App type: Browser plug-in, password manager
Price: Free (Premium version is $12 per year)
I've installed Windows 7 several hundred times in the past couple of years, I bet, and each time I follow the same simple process: Install the OS. Install the Windows Updates, rebooting as required. Install Windows Live Essentials. Install Office. Install Windows Updates again. And then I install the latest version of each of the major browsers: IE, Google Chrome, Mozilla Firefox and Apple Safari. And then I install LastPass.
LastPass is, perhaps, the single greatest piece of third party software I install on my PCs. I first recommended it via the Windows Weekly podcast back in 2008, and I've been using and recommending it ever since. And because it works with all major browsers, and is free, it's a no-brainer for any and all Windows users. If you're interested in remaining safe online, and in keeping your personal data personal, LastPass is the answer you've been looking for.
OK, but what is it? At its heart, LastPass is a password manager. But it's so much more than that. But even taken as a simple password manager, LastPass exceeds the password management solutions of the past by doing one simple thing: Keeping your master password listed store, in encrypted form, in a cloud-based vault, so that you can access it from anywhere. This way, when a PC is lost, stolen, or rendered unusable by a hardware glitch, you don't lose anything.
Getting your passwords into the cloud also allows you to very easily connect any modern web browser, via a sophisticated browser plug-in, to that database of passwords. So when you browse to your favorite eCommerce site, bank, or other password protected web site, the LastPass plug-in simply looks up your account information and supplies it, seamlessly passing you through to the protected content.
LastPass is implemented as a browser plug-in.
But LastPass isn't just about storing and retrieving passwords. It can also create complex passwords of any type on the fly, and you can use these passwords to ensure that each of the sites to which you logon have a unique password. This is something too few of us do, but since you'll be managing these passwords via a single interface with a single master password, now you can continue using a single password as before, but with the security of knowing that each site, in fact, does have a unique password. So if one of those sites is hacked someday, hackers won't have your logon information for other sites too.

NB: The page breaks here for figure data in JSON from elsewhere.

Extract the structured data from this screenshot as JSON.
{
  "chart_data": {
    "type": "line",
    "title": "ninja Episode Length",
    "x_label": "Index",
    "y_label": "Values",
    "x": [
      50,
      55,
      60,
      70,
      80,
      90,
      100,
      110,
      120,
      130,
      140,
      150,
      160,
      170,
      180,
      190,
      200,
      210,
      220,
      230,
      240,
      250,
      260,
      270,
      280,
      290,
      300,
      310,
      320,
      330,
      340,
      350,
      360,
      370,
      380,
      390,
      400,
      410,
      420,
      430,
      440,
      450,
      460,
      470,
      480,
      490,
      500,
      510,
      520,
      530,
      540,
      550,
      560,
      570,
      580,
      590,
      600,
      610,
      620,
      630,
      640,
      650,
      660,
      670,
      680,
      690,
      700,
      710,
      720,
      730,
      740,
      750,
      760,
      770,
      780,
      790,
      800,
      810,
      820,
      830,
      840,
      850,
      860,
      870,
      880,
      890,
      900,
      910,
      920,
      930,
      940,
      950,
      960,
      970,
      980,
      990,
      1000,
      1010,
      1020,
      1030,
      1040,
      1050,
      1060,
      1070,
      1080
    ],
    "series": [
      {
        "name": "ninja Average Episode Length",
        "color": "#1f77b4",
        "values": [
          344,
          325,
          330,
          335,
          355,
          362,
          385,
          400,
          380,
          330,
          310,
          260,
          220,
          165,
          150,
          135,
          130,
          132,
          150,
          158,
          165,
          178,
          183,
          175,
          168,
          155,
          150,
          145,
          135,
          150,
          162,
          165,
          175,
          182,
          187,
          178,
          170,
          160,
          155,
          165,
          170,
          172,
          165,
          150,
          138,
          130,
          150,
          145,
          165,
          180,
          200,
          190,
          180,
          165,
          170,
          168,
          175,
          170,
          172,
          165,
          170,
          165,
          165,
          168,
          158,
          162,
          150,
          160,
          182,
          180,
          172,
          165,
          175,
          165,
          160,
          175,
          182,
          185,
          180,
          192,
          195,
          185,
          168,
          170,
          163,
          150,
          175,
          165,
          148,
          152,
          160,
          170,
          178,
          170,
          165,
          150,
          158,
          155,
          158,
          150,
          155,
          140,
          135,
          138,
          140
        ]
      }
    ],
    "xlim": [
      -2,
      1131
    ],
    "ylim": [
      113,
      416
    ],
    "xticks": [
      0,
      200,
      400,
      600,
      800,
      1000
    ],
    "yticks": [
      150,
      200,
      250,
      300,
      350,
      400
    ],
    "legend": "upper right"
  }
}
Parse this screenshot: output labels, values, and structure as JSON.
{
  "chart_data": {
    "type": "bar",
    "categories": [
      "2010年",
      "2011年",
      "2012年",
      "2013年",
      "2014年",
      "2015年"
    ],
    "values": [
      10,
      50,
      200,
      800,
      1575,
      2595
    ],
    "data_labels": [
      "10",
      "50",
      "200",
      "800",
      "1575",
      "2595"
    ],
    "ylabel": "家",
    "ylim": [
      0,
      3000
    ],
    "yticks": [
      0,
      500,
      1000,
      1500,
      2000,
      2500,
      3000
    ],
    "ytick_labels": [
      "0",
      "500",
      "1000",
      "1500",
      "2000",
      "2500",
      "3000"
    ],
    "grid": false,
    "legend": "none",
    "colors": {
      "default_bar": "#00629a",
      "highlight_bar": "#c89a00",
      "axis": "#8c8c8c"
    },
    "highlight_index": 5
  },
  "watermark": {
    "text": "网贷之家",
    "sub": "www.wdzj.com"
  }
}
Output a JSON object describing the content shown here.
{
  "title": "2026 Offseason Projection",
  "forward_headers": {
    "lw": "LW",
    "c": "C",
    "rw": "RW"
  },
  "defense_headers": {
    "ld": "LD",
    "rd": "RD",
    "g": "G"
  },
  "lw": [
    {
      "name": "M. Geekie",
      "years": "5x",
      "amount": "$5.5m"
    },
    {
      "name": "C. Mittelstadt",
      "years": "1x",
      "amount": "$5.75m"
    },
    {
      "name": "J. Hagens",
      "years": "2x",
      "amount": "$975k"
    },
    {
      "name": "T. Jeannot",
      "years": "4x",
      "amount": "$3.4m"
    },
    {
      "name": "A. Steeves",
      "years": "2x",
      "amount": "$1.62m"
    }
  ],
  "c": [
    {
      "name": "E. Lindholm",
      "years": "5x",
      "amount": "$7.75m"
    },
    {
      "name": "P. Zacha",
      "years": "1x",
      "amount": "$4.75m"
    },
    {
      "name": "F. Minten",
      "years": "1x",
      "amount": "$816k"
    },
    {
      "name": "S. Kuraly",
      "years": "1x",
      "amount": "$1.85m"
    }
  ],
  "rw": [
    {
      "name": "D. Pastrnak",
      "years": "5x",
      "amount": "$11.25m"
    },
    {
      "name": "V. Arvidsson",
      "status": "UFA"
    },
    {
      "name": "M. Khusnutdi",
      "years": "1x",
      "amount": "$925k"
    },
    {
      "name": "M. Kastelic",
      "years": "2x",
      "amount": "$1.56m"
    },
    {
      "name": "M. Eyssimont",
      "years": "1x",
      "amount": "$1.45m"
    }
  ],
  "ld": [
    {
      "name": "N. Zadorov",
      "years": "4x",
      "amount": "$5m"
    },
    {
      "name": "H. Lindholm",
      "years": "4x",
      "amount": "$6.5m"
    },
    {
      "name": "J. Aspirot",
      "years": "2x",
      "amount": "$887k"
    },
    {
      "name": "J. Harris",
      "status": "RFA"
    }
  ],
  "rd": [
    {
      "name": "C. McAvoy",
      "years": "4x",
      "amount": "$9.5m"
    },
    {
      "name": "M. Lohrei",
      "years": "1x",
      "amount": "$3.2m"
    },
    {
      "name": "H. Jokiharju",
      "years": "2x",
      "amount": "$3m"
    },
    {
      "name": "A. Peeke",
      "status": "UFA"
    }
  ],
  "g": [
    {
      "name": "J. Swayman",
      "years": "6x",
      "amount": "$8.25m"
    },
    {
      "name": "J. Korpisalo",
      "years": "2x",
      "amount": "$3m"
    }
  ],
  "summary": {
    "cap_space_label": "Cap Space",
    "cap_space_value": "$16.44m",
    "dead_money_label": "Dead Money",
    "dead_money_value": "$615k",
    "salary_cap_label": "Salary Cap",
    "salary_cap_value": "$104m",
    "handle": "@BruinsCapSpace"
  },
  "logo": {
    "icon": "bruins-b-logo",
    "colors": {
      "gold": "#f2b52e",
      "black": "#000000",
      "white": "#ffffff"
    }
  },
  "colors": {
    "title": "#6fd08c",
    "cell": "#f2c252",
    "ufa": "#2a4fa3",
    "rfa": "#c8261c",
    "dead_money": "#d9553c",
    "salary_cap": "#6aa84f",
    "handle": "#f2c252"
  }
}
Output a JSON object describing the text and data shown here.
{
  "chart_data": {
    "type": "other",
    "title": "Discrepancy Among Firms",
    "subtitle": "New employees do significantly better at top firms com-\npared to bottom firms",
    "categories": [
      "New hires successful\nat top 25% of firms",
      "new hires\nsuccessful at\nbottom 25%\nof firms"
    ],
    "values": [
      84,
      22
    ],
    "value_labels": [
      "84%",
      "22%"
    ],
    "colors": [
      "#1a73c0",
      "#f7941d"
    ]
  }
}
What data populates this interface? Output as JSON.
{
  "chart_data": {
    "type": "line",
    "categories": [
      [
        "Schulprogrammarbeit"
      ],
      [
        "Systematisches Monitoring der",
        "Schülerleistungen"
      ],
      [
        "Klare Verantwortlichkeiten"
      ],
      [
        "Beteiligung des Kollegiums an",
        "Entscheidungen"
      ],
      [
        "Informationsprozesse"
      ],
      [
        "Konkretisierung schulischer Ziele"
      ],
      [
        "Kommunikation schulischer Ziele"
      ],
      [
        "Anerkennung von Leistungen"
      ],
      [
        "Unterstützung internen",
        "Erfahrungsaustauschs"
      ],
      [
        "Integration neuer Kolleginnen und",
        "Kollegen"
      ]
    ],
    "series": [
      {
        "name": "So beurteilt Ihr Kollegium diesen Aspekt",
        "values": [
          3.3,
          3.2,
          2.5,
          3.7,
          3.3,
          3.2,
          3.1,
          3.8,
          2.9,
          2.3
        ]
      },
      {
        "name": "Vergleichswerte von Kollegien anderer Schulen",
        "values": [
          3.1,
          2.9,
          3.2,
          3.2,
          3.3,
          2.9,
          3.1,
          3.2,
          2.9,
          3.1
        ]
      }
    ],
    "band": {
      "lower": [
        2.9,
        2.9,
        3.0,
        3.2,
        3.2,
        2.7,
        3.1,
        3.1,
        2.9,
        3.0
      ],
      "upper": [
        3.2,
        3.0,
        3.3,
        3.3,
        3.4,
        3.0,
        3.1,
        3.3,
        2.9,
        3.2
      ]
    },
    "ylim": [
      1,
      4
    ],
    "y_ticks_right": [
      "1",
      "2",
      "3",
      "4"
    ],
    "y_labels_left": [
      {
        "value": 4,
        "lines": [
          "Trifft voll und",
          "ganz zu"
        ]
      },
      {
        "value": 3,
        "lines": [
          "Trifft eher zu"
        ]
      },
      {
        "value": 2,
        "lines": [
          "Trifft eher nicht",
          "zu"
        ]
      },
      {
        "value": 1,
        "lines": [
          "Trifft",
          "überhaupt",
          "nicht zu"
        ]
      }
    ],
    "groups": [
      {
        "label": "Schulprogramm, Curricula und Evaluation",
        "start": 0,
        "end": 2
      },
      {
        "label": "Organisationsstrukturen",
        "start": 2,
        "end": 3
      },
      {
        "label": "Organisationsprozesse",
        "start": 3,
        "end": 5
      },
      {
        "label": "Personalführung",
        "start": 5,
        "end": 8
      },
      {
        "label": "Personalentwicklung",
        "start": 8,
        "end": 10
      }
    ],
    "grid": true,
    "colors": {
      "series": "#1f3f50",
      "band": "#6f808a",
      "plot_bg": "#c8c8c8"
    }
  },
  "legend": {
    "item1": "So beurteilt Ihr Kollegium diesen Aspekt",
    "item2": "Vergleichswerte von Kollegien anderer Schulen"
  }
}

And LastPass does more than just passwords. It can also fill out forms, using one or more profiles that you create. So when you hit a lengthy address form on an eCommerce site, you can tell LastPass to auto-fill it. These forms include a wide variety of data, and can include credit card information as well, if you'd like. Remember: The data in LastPass is encrypted, so this is as safe as your master password.
LastPass also offers a Premium version, which costs $12 per year. This offering provides additional features like mobile access (though the sophistication of iPhone, Android, Blackberry, Windows Phone, Firefox Mobile, and other device-based browsers makes this a hit or miss proposition), Yubikey support (for multifactor authentication), and no ads.
Whichever you choose, LastPass is the right solution for a very serious problem, and combined with a logon on your PC or device, you can auto-start (and auto-logon with) LastPass in your browsers safely. This is a solution I use regularly and recommend highly. You cannot go wrong with LastPass.